She spins her legs over the mattress edge and shifts beside me. “God’s mercy.”


“I only said so because you asked. I come up here…”


“Anything you need, Mister McClellan.” She rests her hand on my shoulder.


I lift it. “You had something on your mind, downstairs.”


Ursula crawls behind me and her fingers work the stiffness in my shoulders. “There’s something you should know. This isn’t an appropriate time, but I’d never forgive myself for keeping quiet.”

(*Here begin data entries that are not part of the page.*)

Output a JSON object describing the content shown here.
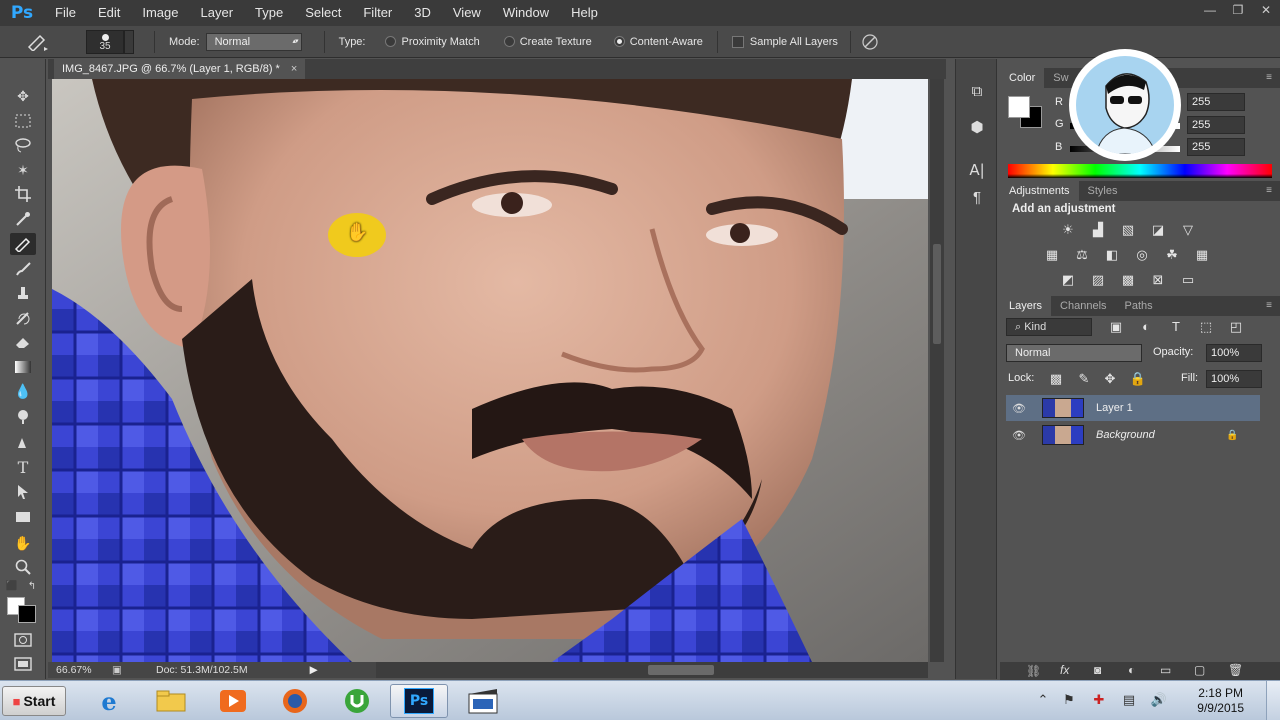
{
  "app": {
    "logo": "Ps"
  },
  "menu": [
    "File",
    "Edit",
    "Image",
    "Layer",
    "Type",
    "Select",
    "Filter",
    "3D",
    "View",
    "Window",
    "Help"
  ],
  "window_controls": [
    "minimize",
    "restore",
    "close"
  ],
  "options": {
    "brush_size": "35",
    "mode_label": "Mode:",
    "mode_value": "Normal",
    "type_label": "Type:",
    "type_options": [
      {
        "label": "Proximity Match",
        "selected": false
      },
      {
        "label": "Create Texture",
        "selected": false
      },
      {
        "label": "Content-Aware",
        "selected": true
      }
    ],
    "sample_all_layers": "Sample All Layers"
  },
  "document": {
    "tab_title": "IMG_8467.JPG @ 66.7% (Layer 1, RGB/8) *",
    "zoom": "66.67%",
    "doc_info": "Doc: 51.3M/102.5M"
  },
  "color_panel": {
    "tabs": [
      "Color",
      "Sw"
    ],
    "channels": [
      {
        "label": "R",
        "value": "255"
      },
      {
        "label": "G",
        "value": "255"
      },
      {
        "label": "B",
        "value": "255"
      }
    ]
  },
  "adjustments_panel": {
    "tabs": [
      "Adjustments",
      "Styles"
    ],
    "title": "Add an adjustment"
  },
  "layers_panel": {
    "tabs": [
      "Layers",
      "Channels",
      "Paths"
    ],
    "kind": "Kind",
    "blend_mode": "Normal",
    "opacity_label": "Opacity:",
    "opacity_value": "100%",
    "lock_label": "Lock:",
    "fill_label": "Fill:",
    "fill_value": "100%",
    "layers": [
      {
        "name": "Layer 1",
        "selected": true
      },
      {
        "name": "Background",
        "selected": false,
        "locked": true
      }
    ]
  },
  "taskbar": {
    "start": "Start",
    "apps": [
      "internet-explorer",
      "file-explorer",
      "media-player",
      "firefox",
      "utorrent",
      "photoshop",
      "video-editor"
    ],
    "time": "2:18 PM",
    "date": "9/9/2015"
  }
}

I observe her reflection in the dresser mirror.


“The book you checked is incomplete.”


“I know. How many?”


“Six I’m aware of, from Friday. Then I counted every man who entered the house on Saturday and there were twenty-two. The book says fourteen.”


“Why’d you think to count?”


“Bernadine asked me to mind the parlor on Friday. She stepped out.”


“Where to?”


“An errand, she said.”


“Say who she was seeing?”


Ursula shakes her head. “I found Billy Kroh wasn’t in the book, though he was with Linda an hour before. I thought of telling Bernadine, but thought again. I read all the names and discovered another five not on the list.”


“Why’d Bernie pick you?”


“I had Aunt Flo.”


I release a long blast of smoke and look at Ursula’s reflection.


“But she’s gone. Aunt Flo.”


“Don’t you girls usually polish knobs about that time?”


“There’s only so many need polishing, and none take more than a few minutes.”


“Uh huh.” I glance over Ursula’s belongings. A few European baubles on doilies, maybe frilly things in the closet and bureau. I stand. “Gather your things—”


“I—”


“Shut up. In an hour Bernie’s room will be empty. I’ll give you the same terms I gave her.”


“You’re giving her an hour?”


I consider. “You’re right. I’ll throw her out now.”


 


 


I enter the parlor. Bernadine sits at the desk with a deck of cards arranged in a game of solitaire.


“Local bank where you keep what you skim from me?”


“That’s a lie,” she says. “I been honest by you.”


I head down the hall toward her room.


“What are you doing?” Bernadine shuffles behind, gaining quick, tugs my elbow and I belt her. She’s on the floor looking up, hand on her jaw, insolence in her snarled nose and eyes.


I pivot at the last door, try the knob. “Unlock it.”


“You got no right going through my effects.”


“Open it.”


“No.”


I stoop, clasp her by the neck and pin her to the wall. Fish between trussed tits and come out with a key. I snap the necklace chain and release her. Bernadine sinks like I ripped out her spine.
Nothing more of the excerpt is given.